Landwirtschaft:Zu wenig Hilfe für kleine Höfe

Mehrere Zehntausend Menschen fordern in Berlin eine Wende in der Agrarpolitik. Hilfszahlungen für landwirtschaftliche Betriebe sollen an mehr Leistungen für Klima- und Naturschutz geknüpft werden.

Angeführt von Traktoren haben am Samstag in Berlin mehrere zehntausend Menschen für mehr Umwelt- und Tierschutz in der Landwirtschaft demonstriert. Die Teilnehmer überreichten eine Protestnote an Bundeslandwirtschaftsministerin Julia Klöckner (CDU) und 74 Agrarminister aus aller Welt, die sich an diesem Tag in Berlin trafen.
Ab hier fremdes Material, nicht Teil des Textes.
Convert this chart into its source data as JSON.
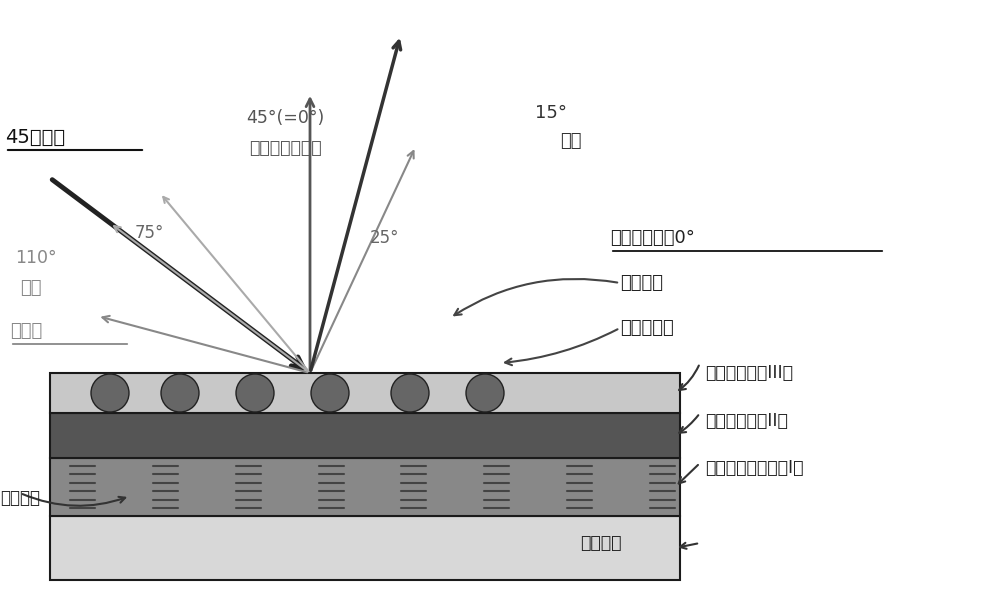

Darin forderten sie eine zukunftsfähige EU-Agrarreform, eine Abkehr von pauschalen Flächensubventionen sowie Unterstützung für eine umweltfreundliche bäuerliche Landwirtschaft. Zur "Wir haben es satt"-Demo hatten mehr als 100 Organisationen aufgerufen.

Die Veranstalter kritisieren unter anderem das derzeitige Subventionssystem der EU. 60 Milliarden Euro an Agrargeldern schüttet die EU jedes Jahr aus, 6,3 Milliarden Euro gehen davon nach Deutschland. Drei Viertel der Fördersumme fließen in pauschale Subventionen je Hektar Fläche und sind nicht an besondere Leistungen geknüpft. Die 3300 Betriebe mit der größten Flächen erhielten so einen großen Teil der Förderung, während für die vielen kleineren Betriebe weniger bleibe, sagte eine Bündnissprecherin. Klöckner müsse endlich die Interessenvertretung der Industrie beenden und eine Politik für Bauern, Bienen und lebensfähige Dörfer machen.

Landwirtschaftsministerin Klöckner warnt vor Polarisierung

Derzeit laufen in der EU die Verhandlungen für die nächste Agrarreform. Das Bündnis fordert, dass künftige Hilfszahlungen für landwirtschaftliche Betriebe an mehr Leistungen für Klima- und Naturschutz geknüpft werden. Mehr Unterstützung soll es außerdem für kleinere Höfe und artgerechte Tierhaltung geben. Kritik an der aktuellen Agrarpolitik kam auch aus den Reihen der Bauern. Eine Landwirtin aus dem niedersächsischen Wendland sagte: "Die Agrarindustrie lässt uns kleine Bauern wegsterben." Grünen-Chef Robert Habeck rief dazu auf, bewusst einzukaufen: "Wir müssen wegkommen im Alltag von diesem 'Wir stopfen uns noch schnell Kalorien rein, und es ist egal, wie sie entstanden sind'".

Agrarministerin Klöckner warnte vor Polarisierungen. Es sei eine Herausforderung, die wachsende Weltbevölkerung zu ernähren: "Wir werden sie nicht satt machen mit einem Teilausstieg aus der landwirtschaftlichen Produktion." Es komme auf eine nachhaltigere, effizientere und umweltgerechtere Produktion an. "Aber wir brauchen den Landwirt." Es gehe nicht mit einem Gegeneinander und Pauschalisierungen.

Die Agrarminister einigten sich bei ihren Treffen darauf, die Digitalisierung in der Landwirtschaft stärker voran zu treiben. Digitale Technologien könnten dabei helfen, ländliche Räume zu stärken und Fluchtursachen zu bekämpfen, hieß es. Daher sollten gemeinsame Lösungen gesucht werden, um den Zugang zu Technologien auch für Kleinbauern auf der ganzen Welt zu verbessern. Die Welternährungsorganisation FAO soll nun laut Klöckner ein Konzept für einen Digitalrat ausarbeiten. Dieser soll dabei helfen, die genannten Ziele umzusetzen.

EU-Gesundheitskommissar Vytenis Andriukaitis zeigte sich offen für das von der Bundesregierung geplante staatliche Tierwohl-Label für Fleisch aus besserer Haltung. Das von Klöckner geplante Tierwohl-Kennzeichen könnte 2020 starten. Bauern sollen es freiwillig nutzen können.